Но сегодня другое дело — сегодня свадьба и никакие предлоги не помогут.

Да и в кровати дольше валяться нельзя. Лори встала, оделась, расчесала волосы и пошла поздороваться с Джейн. Джейн завтракала в постели — ей, лентяйке, это всегда нравилось. Лори ненавидела завтракать в кровати, потому что потом приходилось долго вытряхивать крошки из простыней.

Она сказала:

— Доброе утро, как ты себя чувствуешь? — и подошла поцеловать Джейн, а та ответила:

— Не знаю. А как я должна себя чувствовать?

— Может, ты нервничаешь?

— Нисколечко. Вообще, мне ужасно уютно и спокойно. И тепло.

— Сегодня чудесный день, — сказала Лори, вытаскивая мишку из-под подушки сестры. — Привет, Тедди, — шутливо приветствовала она его. — Знаешь, твои дни сочтены.

— Ничего подобного, — отозвалась Джейн, заталкивая медведя назад. — С ним еще наши дети будут играть. Поешь-ка со мной тостов.

— Нет, ешь сама. Тебе надо набраться сил.

— Тебе тоже надо. Ты же должна будешь ловить букет невесты, который я обязательно запущу тебе прямо в руки, и быть любезной с другом жениха…

— Ради бога, Джейн…

— Да ладно тебе! Это же Уильям Боскаван. С ним даже приятно побыть любезной. Конечно, ты вечно фыркаешь словно раненый кабан, стоит только ему появиться, но он тут ни при чем. С тобой он всегда исключительно вежлив.

— Ну да, и разговаривает как с десятилетней.

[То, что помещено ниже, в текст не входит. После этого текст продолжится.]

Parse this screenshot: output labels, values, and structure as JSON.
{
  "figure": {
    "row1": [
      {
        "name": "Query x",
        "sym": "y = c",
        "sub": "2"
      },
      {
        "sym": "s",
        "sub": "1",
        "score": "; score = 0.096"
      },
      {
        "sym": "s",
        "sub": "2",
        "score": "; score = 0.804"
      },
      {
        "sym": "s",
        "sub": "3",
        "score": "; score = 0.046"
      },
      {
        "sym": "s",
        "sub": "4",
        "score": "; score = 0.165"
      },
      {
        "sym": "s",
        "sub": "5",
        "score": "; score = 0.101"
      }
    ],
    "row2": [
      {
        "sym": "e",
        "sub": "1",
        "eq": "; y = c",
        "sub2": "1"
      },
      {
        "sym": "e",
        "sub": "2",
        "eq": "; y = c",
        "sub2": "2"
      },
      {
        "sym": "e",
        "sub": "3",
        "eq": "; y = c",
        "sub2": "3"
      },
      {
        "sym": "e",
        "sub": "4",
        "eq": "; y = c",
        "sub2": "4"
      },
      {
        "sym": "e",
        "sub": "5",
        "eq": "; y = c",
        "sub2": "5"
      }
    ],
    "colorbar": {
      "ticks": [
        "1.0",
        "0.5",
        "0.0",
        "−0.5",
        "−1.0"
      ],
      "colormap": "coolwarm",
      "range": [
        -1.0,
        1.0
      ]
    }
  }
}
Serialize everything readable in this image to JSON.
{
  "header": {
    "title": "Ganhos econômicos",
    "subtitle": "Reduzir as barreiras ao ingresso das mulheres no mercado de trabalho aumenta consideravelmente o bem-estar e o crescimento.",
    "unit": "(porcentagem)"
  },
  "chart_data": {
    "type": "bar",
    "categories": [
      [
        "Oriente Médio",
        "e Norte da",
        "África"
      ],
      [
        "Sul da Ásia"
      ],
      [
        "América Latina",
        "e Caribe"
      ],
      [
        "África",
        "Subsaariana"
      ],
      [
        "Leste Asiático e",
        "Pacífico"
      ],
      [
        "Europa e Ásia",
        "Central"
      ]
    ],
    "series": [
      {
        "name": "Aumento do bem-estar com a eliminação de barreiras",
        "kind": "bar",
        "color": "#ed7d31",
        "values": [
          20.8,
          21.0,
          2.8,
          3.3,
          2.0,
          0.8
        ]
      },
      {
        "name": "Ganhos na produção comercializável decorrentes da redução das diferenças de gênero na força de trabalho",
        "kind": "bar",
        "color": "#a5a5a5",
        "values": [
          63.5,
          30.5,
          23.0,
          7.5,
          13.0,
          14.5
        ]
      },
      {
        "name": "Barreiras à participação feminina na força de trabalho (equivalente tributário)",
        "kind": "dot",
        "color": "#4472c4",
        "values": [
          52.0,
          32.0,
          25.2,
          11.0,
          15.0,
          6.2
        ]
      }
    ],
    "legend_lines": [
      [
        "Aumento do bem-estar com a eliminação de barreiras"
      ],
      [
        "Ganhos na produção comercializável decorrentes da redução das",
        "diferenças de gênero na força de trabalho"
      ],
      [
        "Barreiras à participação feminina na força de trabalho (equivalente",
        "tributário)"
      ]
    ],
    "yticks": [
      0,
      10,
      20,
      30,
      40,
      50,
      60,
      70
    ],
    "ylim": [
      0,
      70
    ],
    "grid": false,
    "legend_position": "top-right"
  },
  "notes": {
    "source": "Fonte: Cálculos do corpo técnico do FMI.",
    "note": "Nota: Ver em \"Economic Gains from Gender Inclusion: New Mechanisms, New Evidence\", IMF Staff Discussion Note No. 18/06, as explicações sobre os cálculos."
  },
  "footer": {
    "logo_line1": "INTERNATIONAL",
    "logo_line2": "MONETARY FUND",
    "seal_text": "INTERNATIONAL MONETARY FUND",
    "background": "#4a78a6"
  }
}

Уильям Боскаван всегда был всеобщим любимцем. Его отец владел адвокатской конторой, в которую пять лет назад поступил и Уильям, вернувшийся после учебы домой, чтобы жить и работать в родном городке. И не только жить и работать, а еще и разбивать сердца — чуть ли не всех девушек в округе. Был у него роман и с Джейн, однако она предпочла ему Эндрю Лэтхема. Как ни удивительно, это не повлияло на его дружбу с Эндрю, и когда зашла речь о свадьбе, Эндрю объявил, что Уильям будет другом жениха.

— Не понимаю, что тебе в нем не нравится.

— Мне все нравится. Просто он какой-то… слишком лощеный, что ли.

— Никакой он не лощеный. Он очень славный.

— Я хотела сказать… брось, ты прекрасно понимаешь. Эта его машина, и катер, и все эти девушки, которые начинают изо всех сил хлопать ресницами, стоит ему поглядеть в их сторону.

— Ты просто злюка. Он же не виноват, что все в него влюбляются.

— Не пользуйся он таким успехом, я симпатизировала бы ему гораздо больше.

— Что, зелен нынче виноград? Он не нравится тебе, потому что нравится всем остальным?

— Я не говорила, что он мне не нравится. Я имею в виду: в нем нет ничего такого, что может не нравиться. Просто иногда мне хочется, чтобы у него выскочил прыщ, или у его машины лопнуло колесо, или чтобы он свалился в воду со своего катера.

— Нет, ты просто невыносима! В конце концов ты выскочишь замуж за какого-нибудь книжного червя в очках с толстенными стеклами — как донышко у бутылки.

— Собственно, с такими я преимущественно и общаюсь.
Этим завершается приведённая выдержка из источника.